Optimizing KV Cache for Million-Token LLM Inference
A comprehensive review categorizes five key techniques to address the linear memory scaling bottleneck of key-value caches in large language model inference: eviction, compression, hybrid memory, novel attention mechanisms, and combination strategies.
Why it matters
Efficient KV cache management is a critical challenge for scaling LLM inference to support million-token contexts.
Key Points
- 1KV cache is critical for efficient LLM inference but scales linearly with context length and model size
- 2Eviction strategies selectively remove less important tokens to reduce memory footprint
- 3Compression techniques like quantization and low-rank approximations can reduce cache size
- 4Hybrid memory solutions leverage CPU/GPU hierarchies to offload cache to slower but larger storage
- 5Novel attention mechanisms can intrinsically reduce KV cache requirements
Details
Large language models (LLMs) use a key-value (KV) cache to store computed representations of past tokens during autoregressive generation, dramatically improving inference speed.
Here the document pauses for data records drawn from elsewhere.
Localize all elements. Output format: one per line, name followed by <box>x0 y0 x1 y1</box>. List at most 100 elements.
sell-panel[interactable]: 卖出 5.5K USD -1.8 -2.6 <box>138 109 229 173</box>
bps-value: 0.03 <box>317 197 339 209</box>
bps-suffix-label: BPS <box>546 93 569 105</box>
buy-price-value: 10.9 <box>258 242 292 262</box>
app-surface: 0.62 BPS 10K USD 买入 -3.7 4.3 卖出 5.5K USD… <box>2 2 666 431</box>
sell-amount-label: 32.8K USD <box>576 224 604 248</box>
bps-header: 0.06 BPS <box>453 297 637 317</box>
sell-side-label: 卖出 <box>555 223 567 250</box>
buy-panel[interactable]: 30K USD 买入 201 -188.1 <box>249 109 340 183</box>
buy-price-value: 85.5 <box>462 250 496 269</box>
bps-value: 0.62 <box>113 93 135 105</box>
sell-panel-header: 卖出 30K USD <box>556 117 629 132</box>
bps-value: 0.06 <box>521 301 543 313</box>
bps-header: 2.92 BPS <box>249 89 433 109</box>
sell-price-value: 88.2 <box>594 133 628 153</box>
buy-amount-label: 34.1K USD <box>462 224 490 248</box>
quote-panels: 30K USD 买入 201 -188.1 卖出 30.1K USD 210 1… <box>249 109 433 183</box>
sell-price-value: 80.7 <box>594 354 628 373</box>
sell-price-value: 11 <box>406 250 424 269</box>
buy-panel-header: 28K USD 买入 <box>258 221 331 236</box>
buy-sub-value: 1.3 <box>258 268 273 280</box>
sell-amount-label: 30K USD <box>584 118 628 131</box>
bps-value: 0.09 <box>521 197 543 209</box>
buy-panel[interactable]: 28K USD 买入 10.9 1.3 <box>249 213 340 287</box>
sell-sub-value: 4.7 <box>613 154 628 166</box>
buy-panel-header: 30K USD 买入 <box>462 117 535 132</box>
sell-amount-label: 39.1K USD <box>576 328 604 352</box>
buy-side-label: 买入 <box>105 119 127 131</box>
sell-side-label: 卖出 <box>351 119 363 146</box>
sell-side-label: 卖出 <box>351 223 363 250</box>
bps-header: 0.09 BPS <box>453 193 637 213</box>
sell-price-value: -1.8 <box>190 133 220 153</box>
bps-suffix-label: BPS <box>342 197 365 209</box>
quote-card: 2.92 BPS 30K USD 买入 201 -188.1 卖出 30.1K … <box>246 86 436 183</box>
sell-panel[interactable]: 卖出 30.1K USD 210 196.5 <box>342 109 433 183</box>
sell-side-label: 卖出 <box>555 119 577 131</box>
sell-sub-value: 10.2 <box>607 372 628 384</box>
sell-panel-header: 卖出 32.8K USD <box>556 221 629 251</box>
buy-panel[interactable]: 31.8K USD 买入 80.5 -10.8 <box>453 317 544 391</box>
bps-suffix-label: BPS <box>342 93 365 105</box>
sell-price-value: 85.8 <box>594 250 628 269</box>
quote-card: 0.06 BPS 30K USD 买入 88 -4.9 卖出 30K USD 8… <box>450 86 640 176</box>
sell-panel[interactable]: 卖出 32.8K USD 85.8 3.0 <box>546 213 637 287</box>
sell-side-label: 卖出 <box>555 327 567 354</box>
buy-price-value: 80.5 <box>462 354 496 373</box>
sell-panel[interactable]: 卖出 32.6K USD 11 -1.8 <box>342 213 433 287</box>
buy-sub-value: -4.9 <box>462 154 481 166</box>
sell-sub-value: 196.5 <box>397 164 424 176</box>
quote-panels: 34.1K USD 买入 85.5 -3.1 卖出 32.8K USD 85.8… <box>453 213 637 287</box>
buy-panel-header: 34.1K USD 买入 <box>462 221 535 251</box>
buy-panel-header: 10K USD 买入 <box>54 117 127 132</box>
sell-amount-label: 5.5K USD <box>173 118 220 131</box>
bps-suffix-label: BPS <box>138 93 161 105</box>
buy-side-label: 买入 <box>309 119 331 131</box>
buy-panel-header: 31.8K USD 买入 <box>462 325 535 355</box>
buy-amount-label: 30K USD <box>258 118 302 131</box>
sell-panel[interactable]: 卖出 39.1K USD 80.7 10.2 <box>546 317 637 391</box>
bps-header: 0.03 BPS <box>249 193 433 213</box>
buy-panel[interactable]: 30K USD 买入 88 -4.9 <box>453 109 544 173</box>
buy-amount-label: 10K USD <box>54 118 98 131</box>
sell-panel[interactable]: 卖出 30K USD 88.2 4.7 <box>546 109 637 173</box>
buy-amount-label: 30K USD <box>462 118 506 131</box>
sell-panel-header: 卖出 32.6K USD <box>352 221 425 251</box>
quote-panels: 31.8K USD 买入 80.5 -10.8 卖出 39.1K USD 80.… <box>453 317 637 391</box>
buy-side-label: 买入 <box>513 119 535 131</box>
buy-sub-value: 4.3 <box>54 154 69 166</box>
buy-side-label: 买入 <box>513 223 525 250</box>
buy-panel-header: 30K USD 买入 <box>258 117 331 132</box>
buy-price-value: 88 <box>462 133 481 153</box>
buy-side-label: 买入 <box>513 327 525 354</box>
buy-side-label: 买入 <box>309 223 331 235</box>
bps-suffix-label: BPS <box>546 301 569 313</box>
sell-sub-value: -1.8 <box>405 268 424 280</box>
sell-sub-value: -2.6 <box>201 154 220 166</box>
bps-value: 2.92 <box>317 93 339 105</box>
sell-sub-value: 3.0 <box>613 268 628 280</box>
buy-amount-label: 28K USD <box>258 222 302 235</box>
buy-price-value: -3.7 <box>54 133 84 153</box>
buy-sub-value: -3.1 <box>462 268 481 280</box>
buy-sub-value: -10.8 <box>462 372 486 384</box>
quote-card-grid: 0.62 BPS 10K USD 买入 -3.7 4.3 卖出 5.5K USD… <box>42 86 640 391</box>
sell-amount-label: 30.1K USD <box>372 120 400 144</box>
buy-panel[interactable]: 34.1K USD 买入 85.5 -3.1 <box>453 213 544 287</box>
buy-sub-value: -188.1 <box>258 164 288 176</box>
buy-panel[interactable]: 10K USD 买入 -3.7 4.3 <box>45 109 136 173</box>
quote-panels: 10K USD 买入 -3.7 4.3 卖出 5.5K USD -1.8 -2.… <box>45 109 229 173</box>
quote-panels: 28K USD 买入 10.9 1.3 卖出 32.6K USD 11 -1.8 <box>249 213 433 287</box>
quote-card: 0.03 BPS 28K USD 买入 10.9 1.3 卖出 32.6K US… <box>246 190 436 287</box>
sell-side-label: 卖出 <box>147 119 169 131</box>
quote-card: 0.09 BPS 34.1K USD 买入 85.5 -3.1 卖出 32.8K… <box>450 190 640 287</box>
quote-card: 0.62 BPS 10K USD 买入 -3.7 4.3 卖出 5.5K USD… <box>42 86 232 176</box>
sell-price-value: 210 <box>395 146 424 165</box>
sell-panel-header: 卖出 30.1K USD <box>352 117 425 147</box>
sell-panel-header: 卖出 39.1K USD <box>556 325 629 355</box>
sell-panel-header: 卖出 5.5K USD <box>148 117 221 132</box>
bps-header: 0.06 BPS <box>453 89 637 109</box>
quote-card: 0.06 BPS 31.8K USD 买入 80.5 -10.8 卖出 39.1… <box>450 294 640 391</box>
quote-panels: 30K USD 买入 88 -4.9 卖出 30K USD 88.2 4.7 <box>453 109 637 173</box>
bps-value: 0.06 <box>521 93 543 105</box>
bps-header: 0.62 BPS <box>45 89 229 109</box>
However, the KV cache's linear scaling with context length and model size creates severe memory bottlenecks as LLMs push context windows to millions of tokens. This paper provides a structured review of five principal optimization techniques: 1) Eviction strategies that selectively remove less important tokens from the cache, 2) Compression methods like quantization and low-rank approximations to reduce cache size, 3) Hybrid memory solutions that offload portions of the cache to CPU/GPU hierarchies, 4) Novel attention mechanisms that intrinsically reduce KV cache requirements, and 5) Combination strategies that adaptively pipeline multiple techniques. The analysis finds no single dominant solution, with the optimal strategy depending on context length, hardware, and workload.